The setting is a sun-drenched late-’50s Italy where an impoverished Tom Ripley, having passed himself off as an upper-crust Princeton grad, has been dispatched by a wealthy New York businessman (James Rebhorn) to bring home his indolent playboy son, Dickie Greenleaf (Jude Law), currently living la dolce vita with his equally languid American girlfriend, Marge (Gwyneth Paltrow). Enchanted by Dickie (and who wouldn’t be — Law, in a star-making performance, is the sexually magnetic center of every scene he’s in), Tom becomes a favored playmate of his wanton new friend. When the two exhilarated, sweat-shiny Americans get down in a smoky Italian jazz joint, it’s a cinch to feel the boy-to-boy crackle in the air. Paltrow does what she can with Marge, the real outsider in this psychodrama, but there’s not much for the actress to do except look suspicious by degrees, as she did in ”A Perfect Murder.”

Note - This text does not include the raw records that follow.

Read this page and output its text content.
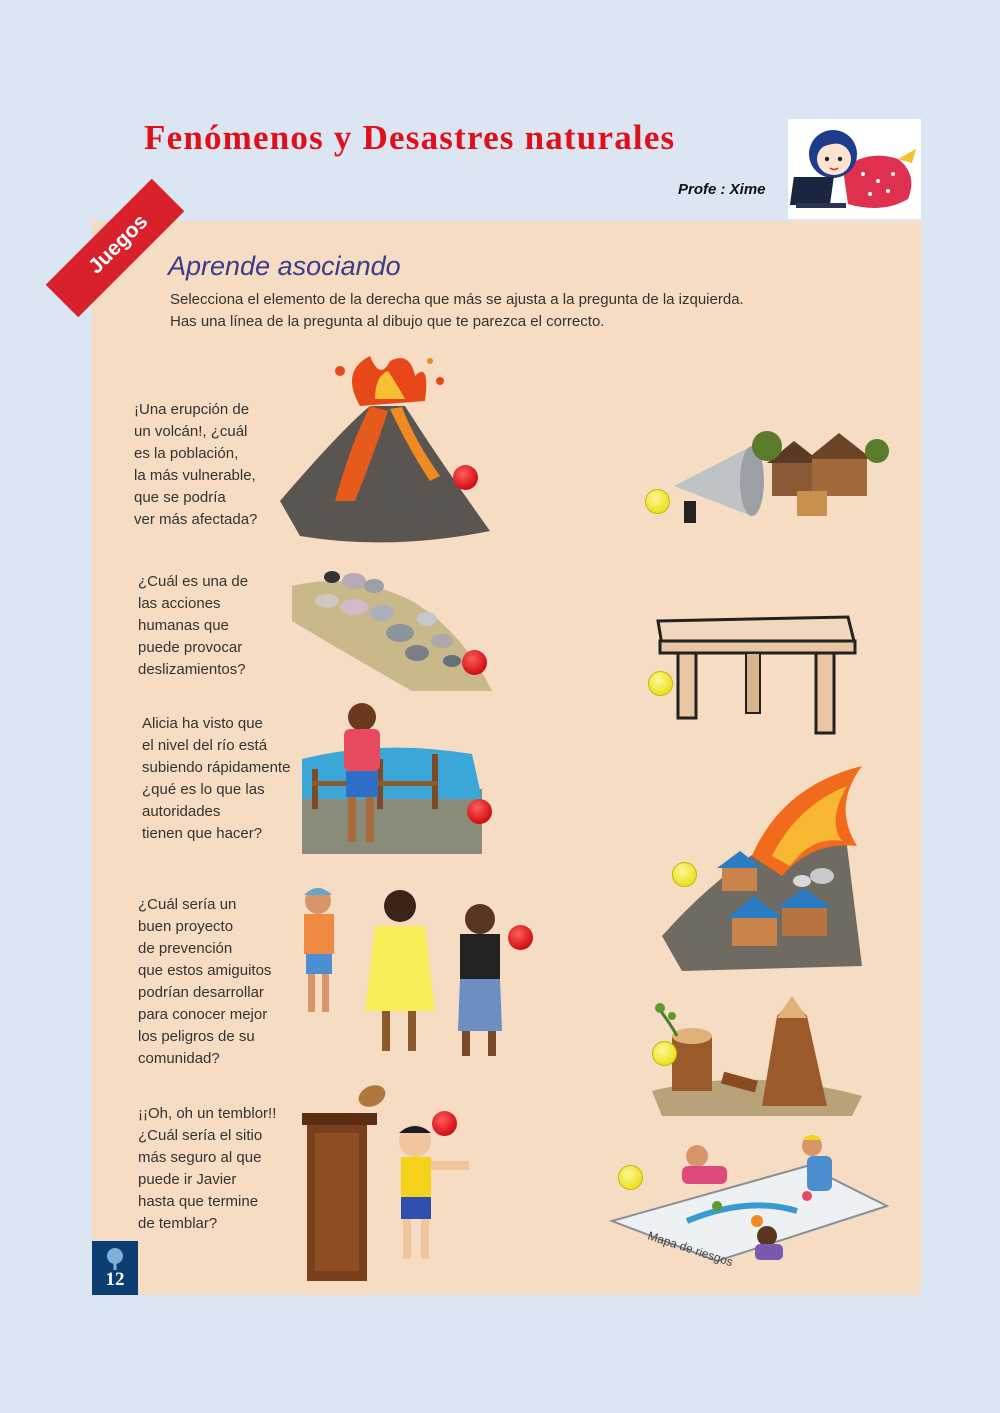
Fenómenos y Desastres naturales
Profe : Xime
Juegos Aprende asociando
Selecciona el elemento de la derecha que más se ajusta a la pregunta de la izquierda.
Has una línea de la pregunta al dibujo que te parezca el correcto.
¡Una erupción de
un volcán!, ¿cuál
es la población,
la más vulnerable,
que se podría
ver más afectada?
¿Cuál es una de
las acciones
humanas que
puede provocar
deslizamientos?
Alicia ha visto que
el nivel del río está
subiendo rápidamente
¿qué es lo que las
autoridades
tienen que hacer?
¿Cuál sería un
buen proyecto
de prevención
que estos amiguitos
podrían desarrollar
para conocer mejor
los peligros de su
comunidad?
¡¡Oh, oh un temblor!!
¿Cuál sería el sitio
más seguro al que
puede ir Javier
hasta que termine
de temblar?
Mapa de riesgos
12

Damon is at once an obvious choice for the part and a hard sell to audiences soothed by his amiable boyishness. The actor’s persona, that of well-adjusted Private Ryan unwilling to leave the battlefield without his buddies, doesn’t suggest a fellow who can convincingly go postal. But the facade works surprisingly well when Damon holds that gleaming smile just a few seconds too long, his Eagle Scout eyes fixed just a blink more than the calm gaze of any non-murdering young man. And in that opacity we see horror.

”The Talented Mr. Ripley” slithers along with great elegance and purpose for most of Ripley’s reign, stumbling only at the end when Minghella trips on the limitations imposed by his own updated psychoanalysis. But one schematic addition proves invaluable: As Meredith, a rich American deb to whom Tom, bound for Italy, has passed himself off as Dickie — a deception for which someone will eventually pay — Cate Blanchett fills her small role with note-perfect detail. By the end, when Ripley’s talents threaten to fail him, she’s the reason. Somehow, believe it or not, I think the ornery, talented mystery novelist who invented him might have been pleased by such a turnabout.